The reception seemed to be undergoing a color palette identity crisis with its maroon seats and purple throw pillows. The wall featured a hand-drawn gallery of tourist attractions.

The hand-drawn gallery at the hotel

At 5 in the morning, our masks served to contain our halitosis rather than filter the virus.

Philip’s inaugural gesture in Room 112 was a resounding fart in the closet. Daniel miraculously forfeited his phone to ask me why the colonizers sailed to India. In the minty air of the bedroom, warmed by the gentle light of clay sconces, we told stories, watched YouTube videos, and drifted off to sleep.

The fine art of wall art

OUR LADY OF THE ANGELS CATHEDRAL

Our Lady of the Angels defies the blue-and-white chromatic identity of most Marian churches, at least on the outside.

With its cantaloupe and cornsilk exterior, it could pass for a Sacred Heart church. The interior is blue and white with gold highlights. The seemingly disparate colors actually lend themselves to a lovely interpretation: the intimacy between Jesus and Mary. Two color schemes, same wall; two persons, same flesh.

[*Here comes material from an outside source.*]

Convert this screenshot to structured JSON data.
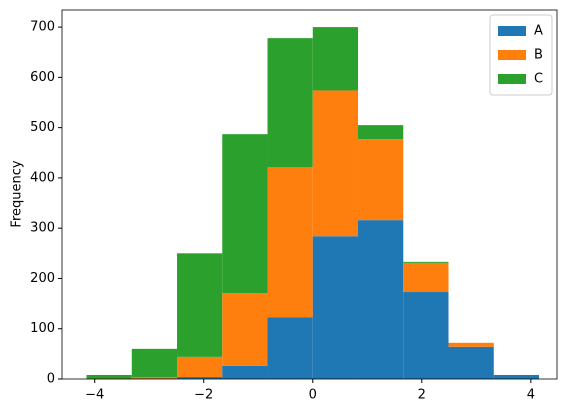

Blue, white, and gold are also the colors of French heraldry, possibly inspired by the Marian esthetic. Color speaks volumes in Pondicherry, and here it seems to say, “Protégé of Mary, property of France.”

P.S. No points for guessing what Stella Maris College’s colors are and why.

Our Lady of the Angels Cathedral

JOAN OF ARC PARK

The whole reason I was pining for a Pondicherry trip was a certain park with a certain statue. I couldn’t get in, but I just stood at the gate looking at her with a mixture of awe and sorrow. Awe because of her life, sorrow because of her death.

How do we go from heretic to heroine, from sorceress to saint, from stake to statue?

Dear Joan,

There are women like me because there were women like you.

You’re not just France’s heroine. You’re mine too.

Joan of Arc Park

PONDICHERRY MUSEUM

As someone who loves history and culture, my lukewarm disposition towards museums surprises me. There’s just too much to see—quantitatively and psychologically. Coins we exchanged with one another, pistols and swords with which we killed one another, urns in which we buried one another.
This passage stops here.